The U.S. drug industry has agreed to stop giving branded gifts like pens to doctors to counter the idea they unduly influence medicine, an industry group says.
“It’s not just the pens — it’s the paper on the exam table, the tongue depressor, the stethoscope tags, medical calipers that might be used to interpret an EKG, penlights,” Dr. Robert Goodman, an internal medicine physician at New York’s Montefiore Medical Center, told The New York Times.
“Practically anything you can put a name on is branded in a doctor’s office, short of branding, like a Nascar driver, on the doctor’s white coat,” said Goodman, founder of No Free Lunch, a non-profit group that encourages doctors to reject drug-company giveaways.
The voluntary moratorium, drawn up by Pharmaceutical Research and Manufacturers of America to start Jan. 1, still lets drug makers underwrite lunches for doctors and their staffs and sponsor restaurant dinners for doctors, as long as the meals are accompanied by educational presentations.
About 40 drug makers have signed on to the code, the industry group said.

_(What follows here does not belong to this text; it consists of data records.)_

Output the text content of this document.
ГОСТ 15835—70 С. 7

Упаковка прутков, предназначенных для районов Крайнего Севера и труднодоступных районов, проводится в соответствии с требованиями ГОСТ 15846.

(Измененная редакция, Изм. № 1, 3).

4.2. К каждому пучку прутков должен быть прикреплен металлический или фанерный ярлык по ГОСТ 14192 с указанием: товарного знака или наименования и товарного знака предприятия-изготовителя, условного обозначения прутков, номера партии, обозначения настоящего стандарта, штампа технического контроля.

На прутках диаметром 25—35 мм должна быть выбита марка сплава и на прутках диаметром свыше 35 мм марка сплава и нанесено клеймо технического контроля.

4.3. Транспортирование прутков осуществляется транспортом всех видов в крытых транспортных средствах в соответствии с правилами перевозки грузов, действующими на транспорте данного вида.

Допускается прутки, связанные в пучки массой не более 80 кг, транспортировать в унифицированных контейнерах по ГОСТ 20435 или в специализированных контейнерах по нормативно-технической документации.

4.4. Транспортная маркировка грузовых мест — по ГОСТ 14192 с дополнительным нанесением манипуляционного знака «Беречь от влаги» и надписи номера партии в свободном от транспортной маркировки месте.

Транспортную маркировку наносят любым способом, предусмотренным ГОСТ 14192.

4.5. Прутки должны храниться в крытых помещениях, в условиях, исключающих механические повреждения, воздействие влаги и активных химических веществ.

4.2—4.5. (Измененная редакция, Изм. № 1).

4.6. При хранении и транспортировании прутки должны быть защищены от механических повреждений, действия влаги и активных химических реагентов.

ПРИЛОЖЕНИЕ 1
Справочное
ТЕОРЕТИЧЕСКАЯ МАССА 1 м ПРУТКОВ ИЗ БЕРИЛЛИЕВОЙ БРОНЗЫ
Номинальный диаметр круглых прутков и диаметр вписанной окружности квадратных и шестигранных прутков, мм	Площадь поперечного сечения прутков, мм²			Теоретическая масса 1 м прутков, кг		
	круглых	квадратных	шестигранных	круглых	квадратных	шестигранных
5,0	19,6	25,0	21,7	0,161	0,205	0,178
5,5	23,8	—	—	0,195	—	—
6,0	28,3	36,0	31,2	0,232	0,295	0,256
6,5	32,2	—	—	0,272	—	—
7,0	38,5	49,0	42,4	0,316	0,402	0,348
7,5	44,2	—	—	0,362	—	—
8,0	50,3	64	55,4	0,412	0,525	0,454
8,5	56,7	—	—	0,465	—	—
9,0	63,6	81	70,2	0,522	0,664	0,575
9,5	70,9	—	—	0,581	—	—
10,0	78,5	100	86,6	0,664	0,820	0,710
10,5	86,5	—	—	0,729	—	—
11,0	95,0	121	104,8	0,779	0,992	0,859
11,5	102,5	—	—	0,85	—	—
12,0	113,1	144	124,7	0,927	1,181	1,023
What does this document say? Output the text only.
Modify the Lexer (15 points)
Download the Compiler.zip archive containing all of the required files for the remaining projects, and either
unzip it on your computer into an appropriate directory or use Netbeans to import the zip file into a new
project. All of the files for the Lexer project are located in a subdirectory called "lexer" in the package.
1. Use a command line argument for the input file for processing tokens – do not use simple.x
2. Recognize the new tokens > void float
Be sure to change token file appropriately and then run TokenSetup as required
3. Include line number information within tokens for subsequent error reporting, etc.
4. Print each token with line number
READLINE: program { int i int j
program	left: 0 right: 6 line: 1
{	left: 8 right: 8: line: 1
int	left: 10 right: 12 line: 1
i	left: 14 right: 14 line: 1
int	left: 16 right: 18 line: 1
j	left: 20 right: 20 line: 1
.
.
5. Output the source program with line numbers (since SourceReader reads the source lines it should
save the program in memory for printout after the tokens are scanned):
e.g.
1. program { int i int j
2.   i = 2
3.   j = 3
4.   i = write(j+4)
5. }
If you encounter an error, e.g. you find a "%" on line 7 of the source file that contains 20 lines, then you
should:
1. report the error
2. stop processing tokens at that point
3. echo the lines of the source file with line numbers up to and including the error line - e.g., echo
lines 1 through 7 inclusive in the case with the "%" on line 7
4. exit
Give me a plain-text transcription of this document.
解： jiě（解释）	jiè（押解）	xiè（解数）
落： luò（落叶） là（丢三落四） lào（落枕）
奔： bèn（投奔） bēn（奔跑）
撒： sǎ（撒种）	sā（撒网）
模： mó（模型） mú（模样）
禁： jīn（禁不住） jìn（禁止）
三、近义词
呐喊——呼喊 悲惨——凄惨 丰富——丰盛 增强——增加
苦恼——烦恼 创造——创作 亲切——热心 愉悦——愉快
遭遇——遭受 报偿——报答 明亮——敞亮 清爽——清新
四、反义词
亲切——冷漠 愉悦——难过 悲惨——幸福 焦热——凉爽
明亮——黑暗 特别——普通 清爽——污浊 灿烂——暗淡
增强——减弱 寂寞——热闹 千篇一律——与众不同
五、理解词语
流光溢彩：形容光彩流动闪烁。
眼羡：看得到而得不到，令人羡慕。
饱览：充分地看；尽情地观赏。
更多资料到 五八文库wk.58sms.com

Last year, besides giving doctors nearly $16 billion in free drug samples, drug companies spent more than $6 billion on sales activities such as doctor office visits, mealtime presentations and branded pens and other handouts, healthcare information company IMS Health Inc. said.
Source: United Press International
Publication date: 2008-12-31


Comments

Thanks for the great article.Really very informative posting which provide lots of informative in all the regards.thanks for the wonderful posting. informative.